Underutilization of evidence-based medications in acute ST elevation myocardial infarction: results of the Thrombolysis in Myocardial Infarction (TIMI) 9 Registry

Crit Pathw Cardiol. 2002 Mar;1(1):44-52. doi: 10.1097/00132577-200203000-00007.

Abstract

The TIMI 9 Registry set out to assess the management strategies and outcomes of an unselected group of patients with acute myocardial infarction presenting with ST segment elevation (STEMI). Demographic, procedural, and outcome data were collected from 840 consecutive patients with STEMI at 20 hospitals in United States and Canada between February and September 1994. Of them, 60% were treated with thrombolytic therapy, 9% with primary angioplasty, and 31% did not receive reperfusion therapy.

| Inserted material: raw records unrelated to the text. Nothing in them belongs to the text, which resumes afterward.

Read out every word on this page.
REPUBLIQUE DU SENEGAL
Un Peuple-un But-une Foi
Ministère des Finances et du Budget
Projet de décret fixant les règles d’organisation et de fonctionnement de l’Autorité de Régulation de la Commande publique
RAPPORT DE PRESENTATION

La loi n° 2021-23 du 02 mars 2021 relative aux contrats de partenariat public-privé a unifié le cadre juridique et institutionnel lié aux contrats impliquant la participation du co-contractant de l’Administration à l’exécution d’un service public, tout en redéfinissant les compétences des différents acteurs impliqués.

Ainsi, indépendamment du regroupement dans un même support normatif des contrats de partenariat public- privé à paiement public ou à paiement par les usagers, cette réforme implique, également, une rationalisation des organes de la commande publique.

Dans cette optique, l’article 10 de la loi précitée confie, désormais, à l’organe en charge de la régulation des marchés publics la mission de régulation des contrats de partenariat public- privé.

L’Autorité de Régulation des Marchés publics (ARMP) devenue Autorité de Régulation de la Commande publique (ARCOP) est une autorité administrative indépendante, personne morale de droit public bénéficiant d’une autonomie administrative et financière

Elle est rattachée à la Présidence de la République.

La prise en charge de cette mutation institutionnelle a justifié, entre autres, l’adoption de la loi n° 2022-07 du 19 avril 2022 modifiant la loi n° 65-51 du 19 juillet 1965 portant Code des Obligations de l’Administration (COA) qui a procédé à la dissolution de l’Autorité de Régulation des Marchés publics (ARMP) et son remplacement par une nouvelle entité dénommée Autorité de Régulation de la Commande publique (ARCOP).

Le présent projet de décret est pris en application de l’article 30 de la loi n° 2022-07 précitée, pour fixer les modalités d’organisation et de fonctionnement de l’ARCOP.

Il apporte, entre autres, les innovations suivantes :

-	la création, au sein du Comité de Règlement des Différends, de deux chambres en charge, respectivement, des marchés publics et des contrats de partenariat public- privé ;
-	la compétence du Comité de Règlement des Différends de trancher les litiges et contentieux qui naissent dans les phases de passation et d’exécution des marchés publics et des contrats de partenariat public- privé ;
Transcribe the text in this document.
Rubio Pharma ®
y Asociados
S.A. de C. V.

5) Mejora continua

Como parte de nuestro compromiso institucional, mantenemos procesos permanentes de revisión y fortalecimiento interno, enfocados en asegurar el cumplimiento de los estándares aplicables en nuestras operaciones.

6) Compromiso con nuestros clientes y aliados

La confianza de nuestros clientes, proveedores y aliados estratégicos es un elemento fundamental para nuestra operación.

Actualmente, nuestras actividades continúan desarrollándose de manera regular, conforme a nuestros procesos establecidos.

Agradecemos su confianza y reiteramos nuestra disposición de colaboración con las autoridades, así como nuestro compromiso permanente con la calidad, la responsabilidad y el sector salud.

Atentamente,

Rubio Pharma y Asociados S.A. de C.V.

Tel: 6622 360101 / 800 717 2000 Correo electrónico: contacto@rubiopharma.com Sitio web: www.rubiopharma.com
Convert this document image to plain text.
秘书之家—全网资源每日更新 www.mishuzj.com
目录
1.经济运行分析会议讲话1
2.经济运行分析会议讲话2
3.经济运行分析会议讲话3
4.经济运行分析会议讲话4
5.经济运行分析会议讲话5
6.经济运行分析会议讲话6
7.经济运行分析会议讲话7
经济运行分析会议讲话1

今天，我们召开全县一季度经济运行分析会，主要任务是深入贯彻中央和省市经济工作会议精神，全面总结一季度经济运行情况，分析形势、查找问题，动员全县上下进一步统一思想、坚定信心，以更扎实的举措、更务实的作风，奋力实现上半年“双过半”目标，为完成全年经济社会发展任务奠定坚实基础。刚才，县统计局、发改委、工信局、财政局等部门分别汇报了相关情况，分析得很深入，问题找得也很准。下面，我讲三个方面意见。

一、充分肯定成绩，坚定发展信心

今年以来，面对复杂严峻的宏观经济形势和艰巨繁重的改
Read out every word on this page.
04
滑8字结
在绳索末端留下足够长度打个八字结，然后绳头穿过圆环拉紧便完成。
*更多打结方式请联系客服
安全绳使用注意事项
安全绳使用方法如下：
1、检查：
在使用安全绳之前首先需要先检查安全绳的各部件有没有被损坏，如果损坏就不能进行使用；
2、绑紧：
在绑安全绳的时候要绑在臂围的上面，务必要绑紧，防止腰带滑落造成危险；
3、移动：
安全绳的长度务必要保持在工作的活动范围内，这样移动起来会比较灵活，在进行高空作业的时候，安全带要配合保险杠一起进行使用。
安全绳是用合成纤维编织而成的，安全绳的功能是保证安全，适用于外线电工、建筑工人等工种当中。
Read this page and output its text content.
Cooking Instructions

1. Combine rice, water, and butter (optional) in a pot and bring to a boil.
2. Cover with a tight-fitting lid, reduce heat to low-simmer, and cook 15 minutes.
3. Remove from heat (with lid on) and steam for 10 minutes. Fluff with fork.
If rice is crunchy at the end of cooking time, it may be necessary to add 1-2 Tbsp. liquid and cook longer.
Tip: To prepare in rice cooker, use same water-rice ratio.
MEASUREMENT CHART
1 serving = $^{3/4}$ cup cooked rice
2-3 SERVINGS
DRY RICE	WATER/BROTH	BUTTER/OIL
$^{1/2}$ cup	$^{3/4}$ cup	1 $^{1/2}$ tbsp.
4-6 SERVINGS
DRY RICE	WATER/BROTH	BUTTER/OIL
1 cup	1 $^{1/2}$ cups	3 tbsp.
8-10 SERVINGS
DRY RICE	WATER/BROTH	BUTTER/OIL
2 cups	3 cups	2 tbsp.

Patients who did not receive reperfusion therapy were older, more likely female, and had a higher prevalence of prior myocardial infarction, congestive heart failure, higher Killip class on admission, and longer time from onset of symptoms to presentation. In evaluating the standard contraindications for fibrinolysis, approximately 10% in the thrombolytic group, 40% in the primary percutaneous coronary intervention (PCI), and 34% of those not receiving reperfusion therapy had at least one of these characteristics. Of those patients treated with fibrinolysis, only 20% met the National Heart Attack Alert Program goal of door-to-drug time < or =30 minutes. Likewise, of those treated with primary PCI, only 30% had PCI performed within < or =90 minutes. In-hospital mortality was significantly higher for patients not treated with reperfusion therapy (18.9%), compared with patients treated with fibrinolysis (7.6%) and those treated with primary PCI (10.5%) (P < 0.001). Thus, we found that reperfusion therapy was underused, with only 69% of patients with STEMI receiving this proven treatment, and of those only 25% treated within the recommended timeline. These data suggest that there is room for improvement in the management of these patients.